Giró el paquete y le temblaron las piernas. El nombre al que iba dirigido era el suyo.

Allí mismo abrió apresuradamente el paquete. El papel se enredaba en sus dedos nerviosos. Un lazo se resistía a ser rasgado, pero finalmente no pudo resistir el envite de unas manos poderosas. Tras el papel y los lazos, se escondía una foto. Enmarcada en metacrilato, con tonos étnicos. Y dentro, un hijo que besa a una madre. Y una sonrisa, la de complicidad entre ambos. Atrapada en el tiempo que sólo la magia de la fotografía concede. Para no desvanecerse nunca, para revivirla siempre.
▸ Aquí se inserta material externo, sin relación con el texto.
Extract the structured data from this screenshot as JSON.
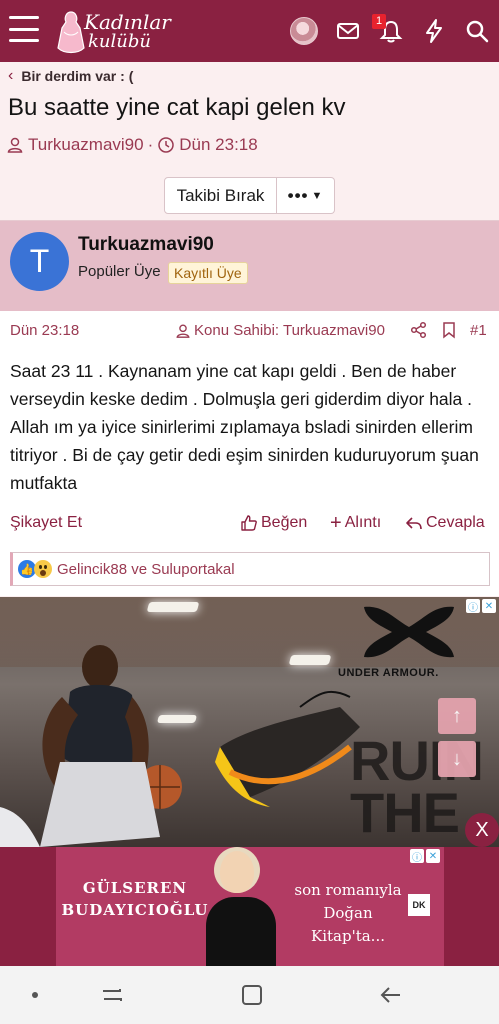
{
  "header": {
    "logo_line1": "Kadınlar",
    "logo_line2": "kulübü",
    "notification_count": "1",
    "icons": [
      "menu-icon",
      "avatar",
      "mail-icon",
      "bell-icon",
      "bolt-icon",
      "search-icon"
    ],
    "brand_color": "#8a2141"
  },
  "breadcrumb": {
    "label": "Bir derdim var : ("
  },
  "thread": {
    "title": "Bu saatte yine cat kapi gelen kv",
    "author": "Turkuazmavi90",
    "time": "Dün 23:18",
    "separator": "·",
    "follow_label": "Takibi Bırak",
    "more_label": "•••"
  },
  "post": {
    "avatar_letter": "T",
    "username": "Turkuazmavi90",
    "user_title": "Popüler Üye",
    "user_badge": "Kayıtlı Üye",
    "date": "Dün 23:18",
    "author_label": "Konu Sahibi: Turkuazmavi90",
    "number": "#1",
    "body": "Saat 23 11 . Kaynanam yine cat kapı geldi . Ben de haber verseydin keske dedim . Dolmuşla geri giderdim diyor hala . Allah ım ya iyice sinirlerimi zıplamaya bsladi sinirden ellerim titriyor . Bi de çay getir dedi eşim sinirden kuduruyorum şuan mutfakta",
    "actions": {
      "report": "Şikayet Et",
      "like": "Beğen",
      "quote": "Alıntı",
      "reply": "Cevapla"
    },
    "reactions_text": "Gelincik88 ve Suluportakal"
  },
  "ads": {
    "ad1_brand": "UNDER ARMOUR.",
    "ad1_slogan_line1": "RUIN",
    "ad1_slogan_line2": "THE",
    "ad1_close": "X",
    "ad2_left_line1": "GÜLSEREN",
    "ad2_left_line2": "BUDAYICIOĞLU",
    "ad2_right_line1": "son romanıyla",
    "ad2_right_line2": "Doğan Kitap'ta...",
    "ad2_badge": "DK"
  }
}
Manuela cerró la puerta. Su hijo había vuelto.

3 comentarios:

Anónimo dijo...

Sabes que la Navidad me gusta mucho, pero a tu lado es maravillosa y año tras año las añoro y vivo con mas cariño. Me encanta este primer relato, en como en unas pocas líneas has resumido el mayor sentimiento que tiene la Navidad.. el amor. Felicidades cariño y continua escribiendo por favor.
Te quiero

Anónimo dijo...

Hola cuñaita.

Tan bien como siempre o mejor. Cada día te superas más...Has conseguido que por unos minutos me olvidase de que estaba en el trabajo para entrar en un mundo de cuento que me ha evadido, aunque sea por unos minutos, de la cruda realidad. Por favor, avisame la próxima vez porque merece la pena dedicar mi tiempo a leer tus relatos. Eres una estupenda escritora y espero que no lo dejes nunca.

Un besito muy fuerte de una gran admiradora tuya. Te quiero un montón.

Paloma Huete

Anónimo dijo...

Tu cuñado Angel

Tengo un nudo en la garganta.Este cuento es maravilloso,bonito y profundo. Que continuemos eternamente leyendo todo tu arte y amor por las letras.